Дневник писателя
Шрифт:
Замечательно, что семнадцатый век дал мало святых — тот самый век, когда православие заняло в России победоносную позицию. Казалось бы, вся жизнь, быт сверху донизу проникнуты церковностью, — а святых нет. Но это была именно смерть духа святости, замена его обрядом, уставом. Федотов тонко и интересно замечает, что позднейшая Империя (в XIX в.), с прохладою своей и явной чуждостью религии, оказалась более благоприятной средой для внутренней духовной жизни, чем царство Алексея Михайловича, Москва XVII века со всеми своими теремами, пирогами, банями и Домостроями.
О последнем, удивительном явлении русской святости — пре-п<одобном> Серафиме — автор упоминает кратко: это уже вне его темы. Но это все та же Русь, может быть еще как-то осветленная и полегчавшая, соединившая удивительное сияние Духа с радостию (Серафим
«Святые Древней Руси» не есть книга духовно-мистическая. Это — история, написанная верующим, живым человеком со своими особыми вкусами, взглядами, вообще написанная от себя. И как все свежее и талантливое — очень интересная. Много о ней можно подумать и поговорить. А еще больше — о ее огромной теме.
ИСКУССТВО АКТЕРА {154}
Впервые видел я Станиславского в «Чайке» на первом ее, триумфальном представлении в Москве (он играл Тригорина). Бессмысленно очаровательная улыбка, длинные руки, всегда несколько вверх глядящие глаза слабого и распущенного беллетриста, избалованного и усталого, который может только «так себе», «на проходе» взять что под руку попадется (чужую жизнь, например), — все Станиславским было написано, и так, что и сейчас помнится. Казалось бы, ведь это Чехов написал.

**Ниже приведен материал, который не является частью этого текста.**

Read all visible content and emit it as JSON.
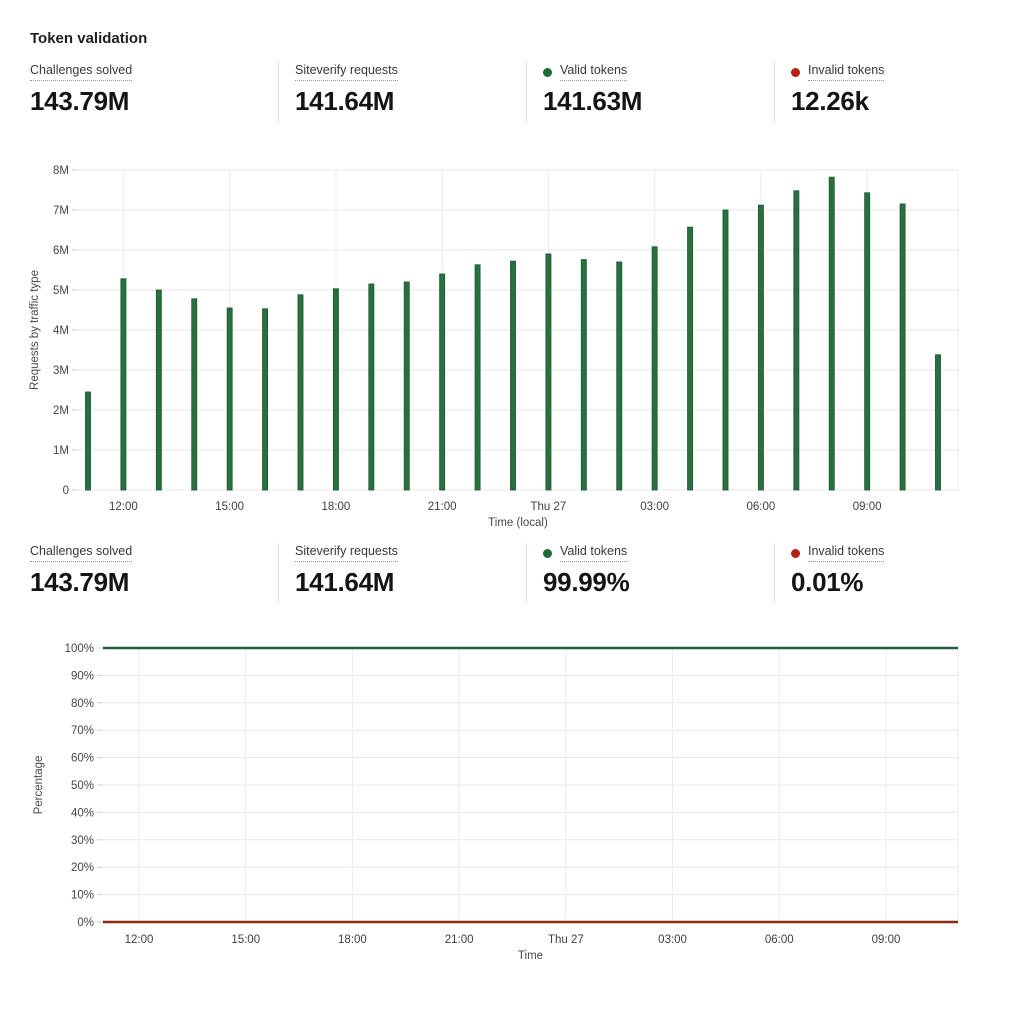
{
  "page": {
    "title": "Token validation"
  },
  "colors": {
    "bar_fill": "#297041",
    "bar_stroke": "#1d5c33",
    "valid_line": "#245e3c",
    "invalid_line": "#8e2b15",
    "dot_green": "#1e6b38",
    "dot_red": "#b72114",
    "grid": "#e8e8e8",
    "tick": "#cfcfcf",
    "tick_text": "#454545",
    "axis_title_text": "#4a4a4a"
  },
  "stats_top": [
    {
      "label": "Challenges solved",
      "value": "143.79M"
    },
    {
      "label": "Siteverify requests",
      "value": "141.64M"
    },
    {
      "label": "Valid tokens",
      "value": "141.63M",
      "dot": "green"
    },
    {
      "label": "Invalid tokens",
      "value": "12.26k",
      "dot": "red"
    }
  ],
  "stats_bottom": [
    {
      "label": "Challenges solved",
      "value": "143.79M"
    },
    {
      "label": "Siteverify requests",
      "value": "141.64M"
    },
    {
      "label": "Valid tokens",
      "value": "99.99%",
      "dot": "green"
    },
    {
      "label": "Invalid tokens",
      "value": "0.01%",
      "dot": "red"
    }
  ],
  "chart_data": [
    {
      "type": "bar",
      "title": "",
      "ylabel": "Requests by traffic type",
      "xlabel": "Time (local)",
      "ylim": [
        0,
        8000000
      ],
      "ytick_labels": [
        "0",
        "1M",
        "2M",
        "3M",
        "4M",
        "5M",
        "6M",
        "7M",
        "8M"
      ],
      "categories": [
        "11:00",
        "12:00",
        "13:00",
        "14:00",
        "15:00",
        "16:00",
        "17:00",
        "18:00",
        "19:00",
        "20:00",
        "21:00",
        "22:00",
        "23:00",
        "Thu 27",
        "01:00",
        "02:00",
        "03:00",
        "04:00",
        "05:00",
        "06:00",
        "07:00",
        "08:00",
        "09:00",
        "10:00",
        "11:00"
      ],
      "values_millions": [
        2.45,
        5.28,
        5.0,
        4.78,
        4.55,
        4.53,
        4.88,
        5.03,
        5.15,
        5.2,
        5.4,
        5.63,
        5.72,
        5.9,
        5.76,
        5.7,
        6.08,
        6.57,
        7.0,
        7.12,
        7.48,
        7.82,
        7.43,
        7.15,
        3.38
      ],
      "xtick_indices": [
        1,
        4,
        7,
        10,
        13,
        16,
        19,
        22
      ],
      "xtick_labels": [
        "12:00",
        "15:00",
        "18:00",
        "21:00",
        "Thu 27",
        "03:00",
        "06:00",
        "09:00"
      ],
      "grid": "on",
      "series_name": "Requests"
    },
    {
      "type": "line",
      "title": "",
      "ylabel": "Percentage",
      "xlabel": "Time",
      "ylim": [
        0,
        100
      ],
      "ytick_labels": [
        "0%",
        "10%",
        "20%",
        "30%",
        "40%",
        "50%",
        "60%",
        "70%",
        "80%",
        "90%",
        "100%"
      ],
      "xtick_labels": [
        "12:00",
        "15:00",
        "18:00",
        "21:00",
        "Thu 27",
        "03:00",
        "06:00",
        "09:00"
      ],
      "grid": "on",
      "series": [
        {
          "name": "Valid tokens",
          "value_percent": 99.99,
          "color_key": "valid_line"
        },
        {
          "name": "Invalid tokens",
          "value_percent": 0.01,
          "color_key": "invalid_line"
        }
      ]
    }
  ]
}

Да — на бумаге, тонким и мельчайшим своим почерком. А Станиславский перевел в иной план. Изобразил собою — голосом, движениями, глазами, этой бессмысленной улыбкой. Проявил искусство актера.
Он выступал и раньше. Но вполне можно считать выход его в большой мир художества именно с чеховских постановок (позже «Дядя Ваня» и пр.). Станиславский начал путь длинный, славный, конец этого пути являл во многом другого Станиславского — но рост был естественный: от некоего изящества с лирическим оттенком — к большей яркости, густоте и скульптурности. Думаю, нарастала и комедийная сторона. В ранней полосе — Чехов, Ибсен («Доктор Штокман») — позже Мольер, Гольдони, Островский. Рос актер, росла и смелость. В Чехове он не выступал из автора — верный мим — просто отображал его. Но довольно скоро драматические авторы поднадоели Станиславскому. Пресновато стало в них — он начал прорастать. На канве текста задумывал нечто свое — и с мастерством более зрелым вновь выписывал вновь рожденный образ. Пьеса от этого менялась. Мольер получался не Мольер, Гольдони не Гольдони — но нечто новое, поразительно русифицированное, наделенное ярко-тяжелыми красками. Для любителей светло несущегося языка Гольдони «Хозяйка гостиницы» у Станиславского казалась разочарованием. Из милых, щебечущих венецианцев вылупились русские медведи, отягченные бытовыми чертами — раньше всего сам Станиславский («кавалер»). Но фигура получилась удивительная — в каждом пустяке (как он ходил, садился, закидывая ногу через стул) было столь неподражаемо свежее, что приходилось прощать весь «неитальянизм» спектакля. И Станиславский все глубже погружался в плотскую изобразительность, все изощряясь в «телесной фантазии» — хотелось ему каждое движение сделать характерным, что-то им сказать. Вообще — весь облик до конца воплотить, овеществить. Было мнение, что в этом он продолжал щепкинскую традицию. Трудно судить за отдаленностью времени (и горестною мимолетностью актерского искусства — что сохранилось от Щепкина? Как я реально могу судить о нем?). В литературе же параллель возможна со Львом Толстым, с его предельной воплощенностью (говорю о формальном: внутреннее содержание Толстого не менее огромно… — Станиславский тут ни на что не претендует).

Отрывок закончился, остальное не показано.